2.5" Solid State Drives
Prices for these are all over the place, but they're not cheap. @ ~6Gb/s: 4TB Samsung for ~$1,000. 2 TB Crucial for ~$500. 1TB WD Blue, SanDisk, Samsung Portable for ~$300. They're quick, they live a long time, I don't know the warranties because they're kind of expensive, so I don't buy a lot of them. But they're pretty great.
>100GB SD & Micro-SD Cards
I like SanDisk Ultra, Extreme, and Extreme Pro; 128-256GB Micro SD cards with the regular SD adapter that most modern Digital SLR and Mirrorless cameras use. You can usually get them for under $200
They're fast, reliable, have no moving parts, come with a 10 year warranty, and you can probably count on them lasting significantly longer than your lifetime if you look after them and store them well. Personally, I love Pelican cases for hardware storage and transport. And I like their CF & SD card storage cases. Other brands with similar products include Neewer, Honsky, Kupton, etc. Check Amazon.
If it were more cost effective, I would just use these. All day, every day. One card per project. Labels. Colour coded. Pelican cases. Wall safe. Problem solved. But it quickly adds up.

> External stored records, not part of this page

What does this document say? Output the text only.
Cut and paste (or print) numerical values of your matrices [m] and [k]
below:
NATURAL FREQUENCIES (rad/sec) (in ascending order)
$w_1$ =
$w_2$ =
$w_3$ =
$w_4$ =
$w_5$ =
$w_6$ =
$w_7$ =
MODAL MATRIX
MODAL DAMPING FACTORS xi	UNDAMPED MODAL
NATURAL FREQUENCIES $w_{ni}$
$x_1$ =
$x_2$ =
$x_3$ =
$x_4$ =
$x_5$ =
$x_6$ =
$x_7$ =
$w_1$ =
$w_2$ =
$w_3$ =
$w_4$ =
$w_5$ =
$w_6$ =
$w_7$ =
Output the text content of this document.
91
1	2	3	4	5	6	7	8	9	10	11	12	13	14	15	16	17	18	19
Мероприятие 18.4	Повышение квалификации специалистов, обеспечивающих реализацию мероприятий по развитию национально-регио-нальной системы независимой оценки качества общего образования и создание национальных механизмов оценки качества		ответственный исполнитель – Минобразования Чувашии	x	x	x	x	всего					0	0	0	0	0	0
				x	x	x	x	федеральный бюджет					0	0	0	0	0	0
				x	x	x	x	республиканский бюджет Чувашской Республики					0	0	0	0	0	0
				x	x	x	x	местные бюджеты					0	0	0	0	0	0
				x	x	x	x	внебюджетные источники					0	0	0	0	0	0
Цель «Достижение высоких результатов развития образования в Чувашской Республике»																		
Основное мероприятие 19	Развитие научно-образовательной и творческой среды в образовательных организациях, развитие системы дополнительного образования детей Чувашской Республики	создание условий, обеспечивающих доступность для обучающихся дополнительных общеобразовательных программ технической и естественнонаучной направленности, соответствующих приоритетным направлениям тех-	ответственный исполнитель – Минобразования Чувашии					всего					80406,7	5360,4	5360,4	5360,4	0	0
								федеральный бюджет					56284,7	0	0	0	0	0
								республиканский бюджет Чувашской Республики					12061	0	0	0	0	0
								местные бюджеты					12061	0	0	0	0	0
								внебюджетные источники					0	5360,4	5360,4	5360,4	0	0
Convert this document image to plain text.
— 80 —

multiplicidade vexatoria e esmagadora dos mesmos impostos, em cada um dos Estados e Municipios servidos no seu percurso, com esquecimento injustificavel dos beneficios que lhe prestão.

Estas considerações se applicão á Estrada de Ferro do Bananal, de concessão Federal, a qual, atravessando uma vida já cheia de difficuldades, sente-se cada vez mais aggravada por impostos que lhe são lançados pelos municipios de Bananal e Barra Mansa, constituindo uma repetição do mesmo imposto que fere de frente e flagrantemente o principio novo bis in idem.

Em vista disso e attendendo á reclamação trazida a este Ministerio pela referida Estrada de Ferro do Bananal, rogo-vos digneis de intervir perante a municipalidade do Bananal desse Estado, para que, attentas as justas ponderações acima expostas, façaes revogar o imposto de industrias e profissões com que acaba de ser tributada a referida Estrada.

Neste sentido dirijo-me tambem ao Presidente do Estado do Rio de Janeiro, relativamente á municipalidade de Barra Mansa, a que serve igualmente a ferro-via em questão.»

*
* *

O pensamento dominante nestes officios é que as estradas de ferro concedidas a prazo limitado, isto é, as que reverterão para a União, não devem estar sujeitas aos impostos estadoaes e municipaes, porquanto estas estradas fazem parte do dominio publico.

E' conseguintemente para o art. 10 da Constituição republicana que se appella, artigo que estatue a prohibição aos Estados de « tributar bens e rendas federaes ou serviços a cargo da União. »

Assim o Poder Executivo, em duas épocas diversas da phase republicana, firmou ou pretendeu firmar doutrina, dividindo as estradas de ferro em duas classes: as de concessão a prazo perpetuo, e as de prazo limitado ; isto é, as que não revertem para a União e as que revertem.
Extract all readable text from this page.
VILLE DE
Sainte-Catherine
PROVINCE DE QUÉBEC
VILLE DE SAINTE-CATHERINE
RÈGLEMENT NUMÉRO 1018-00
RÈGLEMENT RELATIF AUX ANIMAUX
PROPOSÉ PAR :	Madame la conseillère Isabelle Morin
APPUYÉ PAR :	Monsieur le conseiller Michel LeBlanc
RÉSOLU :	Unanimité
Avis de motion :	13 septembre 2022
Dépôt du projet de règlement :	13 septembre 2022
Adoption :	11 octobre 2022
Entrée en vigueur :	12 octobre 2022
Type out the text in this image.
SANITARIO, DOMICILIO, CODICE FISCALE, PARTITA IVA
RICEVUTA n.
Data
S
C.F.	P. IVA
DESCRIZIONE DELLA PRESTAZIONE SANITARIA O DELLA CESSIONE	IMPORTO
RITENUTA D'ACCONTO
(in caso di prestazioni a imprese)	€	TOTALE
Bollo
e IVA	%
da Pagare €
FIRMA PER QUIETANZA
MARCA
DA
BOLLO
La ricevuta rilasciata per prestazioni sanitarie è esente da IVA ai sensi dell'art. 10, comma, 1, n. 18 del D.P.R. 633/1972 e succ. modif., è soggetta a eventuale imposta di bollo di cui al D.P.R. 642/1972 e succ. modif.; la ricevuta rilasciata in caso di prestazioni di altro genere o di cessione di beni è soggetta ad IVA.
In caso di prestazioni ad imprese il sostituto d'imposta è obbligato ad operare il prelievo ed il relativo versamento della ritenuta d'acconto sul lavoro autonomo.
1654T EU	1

So I use these for their speed, transfer images, and re-use them over and over again.
Cloud Storage
Storage solutions by Google, Dropbox, Adobe, and probably a hundred others; are super convenient and super reliable. They seem inexpensive, but it adds up eventually, and that cost is recurring. And I don't know what happens to your data when you can't afford to keep making those payments. Sounds dicey.
The Question
So, what's a reliable, cost-effective solution to the modern photographers data storage problem?